Google has been using the open source Webkit rendering engine to power its Chrome web browser and Chrome OS operating system since day one. But that’s about to change.
The company has announced plans to develop its own rendering engine called Blink. It’s based on Webkit, but as development continues, it will likely start to look more and more different from the software it’s forked from.
Google says the split is necessary because Chrome uses a different multi-process architecture than other web browsers based on Webkit. By splitting off and developing a new rendering engine, Google developers hope to be able to pick up the pace of their own work without holding back the Webkit project.
Initially Blink will be used for Chromium, the open source version of Chrome.
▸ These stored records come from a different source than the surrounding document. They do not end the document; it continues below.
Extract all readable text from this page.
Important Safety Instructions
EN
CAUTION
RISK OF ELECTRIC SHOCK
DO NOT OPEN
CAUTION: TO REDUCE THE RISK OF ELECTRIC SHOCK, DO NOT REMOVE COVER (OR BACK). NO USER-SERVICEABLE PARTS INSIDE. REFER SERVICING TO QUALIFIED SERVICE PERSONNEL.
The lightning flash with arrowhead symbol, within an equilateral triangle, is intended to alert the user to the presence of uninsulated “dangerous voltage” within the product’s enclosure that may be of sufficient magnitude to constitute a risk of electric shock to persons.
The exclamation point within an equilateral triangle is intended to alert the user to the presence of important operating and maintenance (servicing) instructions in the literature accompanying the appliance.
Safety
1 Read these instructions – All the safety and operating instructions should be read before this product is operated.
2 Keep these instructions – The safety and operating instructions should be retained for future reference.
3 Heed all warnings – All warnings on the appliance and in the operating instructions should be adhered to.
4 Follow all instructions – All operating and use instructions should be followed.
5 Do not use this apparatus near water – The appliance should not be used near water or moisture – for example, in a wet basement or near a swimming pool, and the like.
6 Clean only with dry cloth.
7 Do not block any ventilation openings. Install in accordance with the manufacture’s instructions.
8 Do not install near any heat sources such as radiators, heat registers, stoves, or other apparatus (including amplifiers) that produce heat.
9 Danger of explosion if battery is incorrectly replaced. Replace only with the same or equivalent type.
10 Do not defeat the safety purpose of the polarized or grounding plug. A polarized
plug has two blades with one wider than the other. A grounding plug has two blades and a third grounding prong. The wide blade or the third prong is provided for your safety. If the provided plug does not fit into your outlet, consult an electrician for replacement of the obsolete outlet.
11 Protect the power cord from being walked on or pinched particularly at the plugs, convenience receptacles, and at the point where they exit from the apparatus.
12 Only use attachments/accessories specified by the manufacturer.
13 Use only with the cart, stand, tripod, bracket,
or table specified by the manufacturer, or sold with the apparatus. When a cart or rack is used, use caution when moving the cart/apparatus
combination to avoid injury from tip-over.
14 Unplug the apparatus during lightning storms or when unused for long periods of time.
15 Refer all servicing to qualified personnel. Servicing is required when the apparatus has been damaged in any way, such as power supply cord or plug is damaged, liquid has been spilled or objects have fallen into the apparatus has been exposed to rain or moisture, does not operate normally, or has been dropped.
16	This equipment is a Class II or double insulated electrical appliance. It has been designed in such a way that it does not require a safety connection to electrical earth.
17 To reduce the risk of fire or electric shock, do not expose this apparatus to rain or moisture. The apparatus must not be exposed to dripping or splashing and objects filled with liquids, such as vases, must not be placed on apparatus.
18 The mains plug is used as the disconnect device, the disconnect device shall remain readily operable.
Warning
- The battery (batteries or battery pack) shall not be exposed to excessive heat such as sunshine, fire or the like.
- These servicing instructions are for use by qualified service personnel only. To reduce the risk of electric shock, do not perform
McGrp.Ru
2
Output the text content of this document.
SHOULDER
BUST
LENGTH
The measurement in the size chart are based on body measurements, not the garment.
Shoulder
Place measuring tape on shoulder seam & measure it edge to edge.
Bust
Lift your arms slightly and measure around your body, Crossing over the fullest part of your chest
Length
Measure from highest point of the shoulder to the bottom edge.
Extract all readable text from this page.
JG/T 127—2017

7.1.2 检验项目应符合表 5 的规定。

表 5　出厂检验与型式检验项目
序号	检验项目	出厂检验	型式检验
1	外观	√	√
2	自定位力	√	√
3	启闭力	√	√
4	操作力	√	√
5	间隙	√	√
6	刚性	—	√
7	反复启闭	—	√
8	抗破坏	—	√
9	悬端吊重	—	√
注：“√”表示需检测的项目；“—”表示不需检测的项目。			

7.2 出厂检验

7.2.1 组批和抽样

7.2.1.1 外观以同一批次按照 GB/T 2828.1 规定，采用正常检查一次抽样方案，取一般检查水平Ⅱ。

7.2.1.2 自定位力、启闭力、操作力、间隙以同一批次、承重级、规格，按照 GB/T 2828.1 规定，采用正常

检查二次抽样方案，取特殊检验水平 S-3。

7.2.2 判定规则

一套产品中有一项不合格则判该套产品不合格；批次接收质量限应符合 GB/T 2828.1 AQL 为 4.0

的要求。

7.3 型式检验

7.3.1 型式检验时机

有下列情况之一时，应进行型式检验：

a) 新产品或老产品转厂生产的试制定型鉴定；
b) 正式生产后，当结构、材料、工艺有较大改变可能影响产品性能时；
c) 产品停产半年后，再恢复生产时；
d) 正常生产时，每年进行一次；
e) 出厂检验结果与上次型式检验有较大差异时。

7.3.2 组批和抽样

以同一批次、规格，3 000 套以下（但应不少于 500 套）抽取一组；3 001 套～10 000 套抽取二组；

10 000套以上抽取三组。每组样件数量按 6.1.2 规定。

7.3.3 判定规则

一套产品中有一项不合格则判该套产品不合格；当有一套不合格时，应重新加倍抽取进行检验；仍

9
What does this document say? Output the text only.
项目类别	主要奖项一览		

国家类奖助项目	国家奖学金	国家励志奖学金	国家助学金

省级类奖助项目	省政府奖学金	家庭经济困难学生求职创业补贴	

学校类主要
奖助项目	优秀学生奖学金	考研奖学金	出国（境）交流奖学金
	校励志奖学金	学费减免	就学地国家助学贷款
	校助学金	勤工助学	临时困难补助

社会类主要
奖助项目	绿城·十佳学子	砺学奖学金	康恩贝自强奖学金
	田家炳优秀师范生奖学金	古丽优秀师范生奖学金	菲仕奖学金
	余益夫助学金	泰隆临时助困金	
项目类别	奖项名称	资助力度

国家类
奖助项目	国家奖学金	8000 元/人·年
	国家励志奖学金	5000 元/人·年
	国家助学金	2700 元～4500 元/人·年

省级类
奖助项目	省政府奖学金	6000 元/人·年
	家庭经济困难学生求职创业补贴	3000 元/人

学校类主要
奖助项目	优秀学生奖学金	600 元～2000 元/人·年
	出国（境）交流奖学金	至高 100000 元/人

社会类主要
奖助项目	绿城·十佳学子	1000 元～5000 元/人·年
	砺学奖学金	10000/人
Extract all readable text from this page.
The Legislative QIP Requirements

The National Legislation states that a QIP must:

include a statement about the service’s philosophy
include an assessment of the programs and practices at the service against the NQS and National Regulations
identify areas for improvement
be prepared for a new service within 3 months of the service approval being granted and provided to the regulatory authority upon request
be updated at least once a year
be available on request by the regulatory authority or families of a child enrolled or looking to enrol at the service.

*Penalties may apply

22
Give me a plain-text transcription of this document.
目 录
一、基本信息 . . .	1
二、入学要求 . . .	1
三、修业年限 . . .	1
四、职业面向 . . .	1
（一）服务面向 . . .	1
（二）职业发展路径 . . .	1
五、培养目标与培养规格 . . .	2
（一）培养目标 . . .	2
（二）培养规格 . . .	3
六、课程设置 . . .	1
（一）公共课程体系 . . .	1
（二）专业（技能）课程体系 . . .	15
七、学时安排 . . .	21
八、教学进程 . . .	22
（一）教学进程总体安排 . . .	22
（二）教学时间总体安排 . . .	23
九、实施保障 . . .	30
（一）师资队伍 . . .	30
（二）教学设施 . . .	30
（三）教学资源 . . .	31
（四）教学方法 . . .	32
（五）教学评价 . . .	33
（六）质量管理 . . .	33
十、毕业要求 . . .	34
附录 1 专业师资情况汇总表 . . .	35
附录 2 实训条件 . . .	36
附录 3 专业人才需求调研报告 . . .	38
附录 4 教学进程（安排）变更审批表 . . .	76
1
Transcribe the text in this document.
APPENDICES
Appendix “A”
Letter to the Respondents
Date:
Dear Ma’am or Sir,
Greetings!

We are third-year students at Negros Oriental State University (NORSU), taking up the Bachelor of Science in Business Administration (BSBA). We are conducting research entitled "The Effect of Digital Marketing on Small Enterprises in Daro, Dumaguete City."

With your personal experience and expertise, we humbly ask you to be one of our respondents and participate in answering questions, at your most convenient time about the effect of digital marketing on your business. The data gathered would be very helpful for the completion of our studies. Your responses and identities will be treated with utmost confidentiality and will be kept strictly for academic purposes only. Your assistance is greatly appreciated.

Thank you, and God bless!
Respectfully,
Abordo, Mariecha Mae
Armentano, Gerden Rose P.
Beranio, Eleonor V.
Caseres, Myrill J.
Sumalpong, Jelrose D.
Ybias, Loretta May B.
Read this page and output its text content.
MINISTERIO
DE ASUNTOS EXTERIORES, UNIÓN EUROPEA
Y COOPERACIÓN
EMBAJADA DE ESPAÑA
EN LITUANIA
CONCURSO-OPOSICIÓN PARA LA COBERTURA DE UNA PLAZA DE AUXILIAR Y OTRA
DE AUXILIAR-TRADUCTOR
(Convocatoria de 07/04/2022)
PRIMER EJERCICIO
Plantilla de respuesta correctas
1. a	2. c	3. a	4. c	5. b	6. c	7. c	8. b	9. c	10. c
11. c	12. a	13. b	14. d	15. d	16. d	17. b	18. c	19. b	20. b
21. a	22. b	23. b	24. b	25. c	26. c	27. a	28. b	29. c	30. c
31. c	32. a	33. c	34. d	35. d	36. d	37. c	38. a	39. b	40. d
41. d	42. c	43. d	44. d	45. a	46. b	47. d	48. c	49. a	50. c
Eventually it’s expected to make it into the stable versions of Chrome and Chrome OS used by millions of people (well, the Chrome web browser anyway, it’s not clear how many Chrome OS users are out there).
Like Webkit, Blink is an open source project and will accept code contributions from developers outside of Google.
Webkit will continue to power competing browsers including Safari, Konqueror, and Dolphin.
Opera also recently announced that it would be dropping its own Presto rendering engine and moving to Webkit.
Update: Actually, what Opera announced was that it was moving to Chromium. And that means that since Google is switching to Blink, Opera is too.
Google promises to continue emphasizing support for web standards and interoperability, so while Blink will diverge from Webkit, hopefully users won’t find themselves visiting websites that aren’t compatible with Chrome the day Google decides to flip the switch from Webkit to Blink.
CNET has a roundup of opinions from some Google staffers who seem pretty happy with the move, since it will enable faster development, stronger security, and other improvements.